PLN Tersiksa Jadi Perusahaan PSO
Senin, 30 Jan 2006 18:40 WIB
Jakarta - Jika diizinkan, PT Perusahaan Listrik Negara (PLN) mengaku memilih tidak lagi menjadi perusahaan yang mengemban pelayanan kepada masyarakat atau Public Service Obligation (PSO). Pasalnya, gara-gara menjadi perusahaan PSO, PLN tidak bisa bergerak bebas menagih pembayaran utang dari pemerintah berupa kewajiban subsidi, yang biasanya dibayar molor."Kalau boleh sebenarnya kita tidak minta PSO, kalau input cost disesuaikan tarif yang ditetapkan pemerintah di sisi hilir maka kita kerja secara profesional," kata Dirut PLN Eddie Widiono.Hal itu diungkapkan Eddie dalam rapat dengar pendapat (RDP) dengan Komisi VII DPR, di Gedung DPR, Jalan Gatot Subroto, Jakarta, Senin (30/1/2006).Diakui Eddie, PSO sudah membuat PLN banyak mengalami masalah.

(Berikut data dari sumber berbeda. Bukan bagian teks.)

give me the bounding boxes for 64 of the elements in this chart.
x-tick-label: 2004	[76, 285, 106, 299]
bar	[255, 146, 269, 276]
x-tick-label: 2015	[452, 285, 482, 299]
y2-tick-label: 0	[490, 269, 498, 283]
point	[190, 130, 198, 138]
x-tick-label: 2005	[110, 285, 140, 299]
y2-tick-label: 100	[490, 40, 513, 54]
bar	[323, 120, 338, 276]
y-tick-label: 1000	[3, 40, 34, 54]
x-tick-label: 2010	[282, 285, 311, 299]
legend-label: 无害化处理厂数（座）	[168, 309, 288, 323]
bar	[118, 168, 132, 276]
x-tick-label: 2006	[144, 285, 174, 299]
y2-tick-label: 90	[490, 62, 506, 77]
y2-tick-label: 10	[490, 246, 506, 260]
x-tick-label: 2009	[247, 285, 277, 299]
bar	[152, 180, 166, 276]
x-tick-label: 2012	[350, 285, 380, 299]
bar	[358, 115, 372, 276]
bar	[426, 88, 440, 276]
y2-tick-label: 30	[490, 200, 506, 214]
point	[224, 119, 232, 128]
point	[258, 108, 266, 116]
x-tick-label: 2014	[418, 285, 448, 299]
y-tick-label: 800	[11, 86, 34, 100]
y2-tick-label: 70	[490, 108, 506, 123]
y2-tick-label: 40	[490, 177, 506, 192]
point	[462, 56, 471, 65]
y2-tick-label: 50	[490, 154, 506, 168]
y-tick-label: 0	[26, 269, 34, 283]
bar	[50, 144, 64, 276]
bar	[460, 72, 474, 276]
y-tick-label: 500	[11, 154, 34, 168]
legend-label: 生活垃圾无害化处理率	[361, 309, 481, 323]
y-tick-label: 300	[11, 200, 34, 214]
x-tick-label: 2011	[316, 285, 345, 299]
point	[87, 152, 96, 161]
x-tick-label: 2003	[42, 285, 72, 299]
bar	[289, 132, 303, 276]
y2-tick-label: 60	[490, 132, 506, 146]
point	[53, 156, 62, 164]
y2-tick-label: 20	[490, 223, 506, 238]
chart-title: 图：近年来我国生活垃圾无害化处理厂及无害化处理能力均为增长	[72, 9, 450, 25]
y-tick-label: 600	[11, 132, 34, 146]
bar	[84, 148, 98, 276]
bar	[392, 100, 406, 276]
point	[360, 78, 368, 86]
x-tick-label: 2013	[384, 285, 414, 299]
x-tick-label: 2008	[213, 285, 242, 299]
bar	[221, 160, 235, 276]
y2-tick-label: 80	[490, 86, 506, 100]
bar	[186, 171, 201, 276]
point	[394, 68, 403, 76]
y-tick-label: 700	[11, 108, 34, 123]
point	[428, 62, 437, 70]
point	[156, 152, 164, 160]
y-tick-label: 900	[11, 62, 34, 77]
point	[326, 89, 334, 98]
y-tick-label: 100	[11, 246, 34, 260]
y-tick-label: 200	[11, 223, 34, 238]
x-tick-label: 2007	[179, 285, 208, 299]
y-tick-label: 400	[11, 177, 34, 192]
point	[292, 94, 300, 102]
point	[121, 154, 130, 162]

Seperti kejadian pada tahun lalu, yang pemerintah baru membayar subsidi PLN di akhir tahun. Akibatnya, ungkap Eddie, PLN berutang ke Pertamina sebesar Rp 8 triliun, yang membuat Pertamina harus berutang pula ke pemerintah Rp 10 triliun.Sementara ketika subsidi dibyarkan Rp 7,6 triliun, kembali uang tersebut ditarik pemerintah Rp 6,1 triliun untuk kewajiban kepada Pertamina. "Ya jadi seperti masuk kantong kanan keluar kantong kiri," keluh Eddie.Menurut Eddie, kondisi seperi ini memang tidak jadi masalah. Namun yang jadi korban adalah kredibilitas PLN di mata kreditor yang mengetahui perusahaan punya utang ke Pertamina. Padahal ungkap Eddie, PLN membutuhkan dukungan pembiayaan dari kreditor untuk mengembangkan bahan bakar di luar BBM. Apalagi saat ini ada 26 Independent Power Producer (IPP) yang sedang menunggu pendanaan pembangunannya terhenti."Ini telah menutup harapan memperbaiki masa depan PLN dalam membuat pembangkit listrik non BBM," ujar Eddie.